You might be right..

NiceGerbil · 02/08/2020 00:35

I went to a mixed primary, single sex secondary, mixed 6th form.

With 120 girls in my year at secondary I found plenty of people! And I suppose that's the thing, if it's all girls, they are all people more? Sporty, science, arty, funny etc etc

Boys have cliques too, to be fair. I don't think girls have a monopoly on that.

I do like blokes and always have. That's personality though. I have plenty of female friends but they seem more serious. Probably because, well, socialisation.

The fact that I had no idea that my a level choices were unusual until I went into classes and was in a massive minority says something. I hadn't consumed any messages about who does what because in a single sex school, there isn't any of that.

(Barring certain religious schools obv).

NiceGerbil · 02/08/2020 00:37

Into classes at 6th form that should say! For a level.

DidoLamenting · 02/08/2020 00:57

I would have struggled at a girls school as I had mostly male friends - v high achiever. I couldn’t understand the girls’ cliques

Oh I do love a ,"I'm not like other girls" post.

Go on - blow your own trumpet and put down other women.

I'm sure there will be posters on here just loving this extremely dubious "research" as it validates their sense of superiority of not being like those silly feminine girls.

NiceGerbil · 02/08/2020 01:18

Why so nasty?

Fascinated has said maybe would have been ok.

No need to go for her like that.

fascinated · 02/08/2020 07:06

I’m not going to apologise for my reality. Most of the girls excluded me apart from one v unusual arty type and another very tall one (like me). Lots of the boys were horrible to me too. I think the siphoning off of certain types of girl (and boy) due to private education was probably my biggest problem. But yeah, you blame me.

fascinated · 02/08/2020 07:10

I’ve come to terms with being a woman late in life, with pregnancy and birth, but we are all different. Growing up in the Yuppie/ Thatcher era wasn’t easy as a girl, there was a lot of pressure to conform to masculine traits to be seen as successful.
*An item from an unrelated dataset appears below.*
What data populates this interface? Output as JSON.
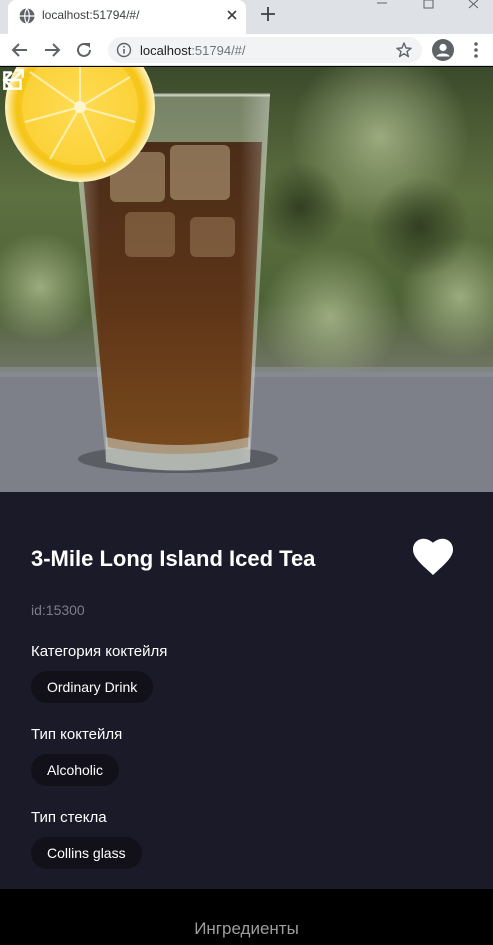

You’re pretty good at putting down women yourself, @DidoLamenting.

I think I’m going to stop these online discussions, it’s all a bit personal.

JanMeyer · 02/08/2020 07:48

I would have struggled at a girls school as I had mostly male friends - v high achiever. I couldn’t understand the girls’ cliques. Oh I do love a ,"I'm not like other girls" post. Go on - blow your own trumpet and put down other women.

It's not "putting down other women" to state the facts about your experience with something. I had more male than female friends throughout school too, something which is actually quite common for girls with autism. Are all us autistic women who experienced what fascinated described "putting other women down" too?
I just didn't fit in very well with most other girls growing up, should i or fascinated pretend that's not the case? Why do you think that's "putting other women down?"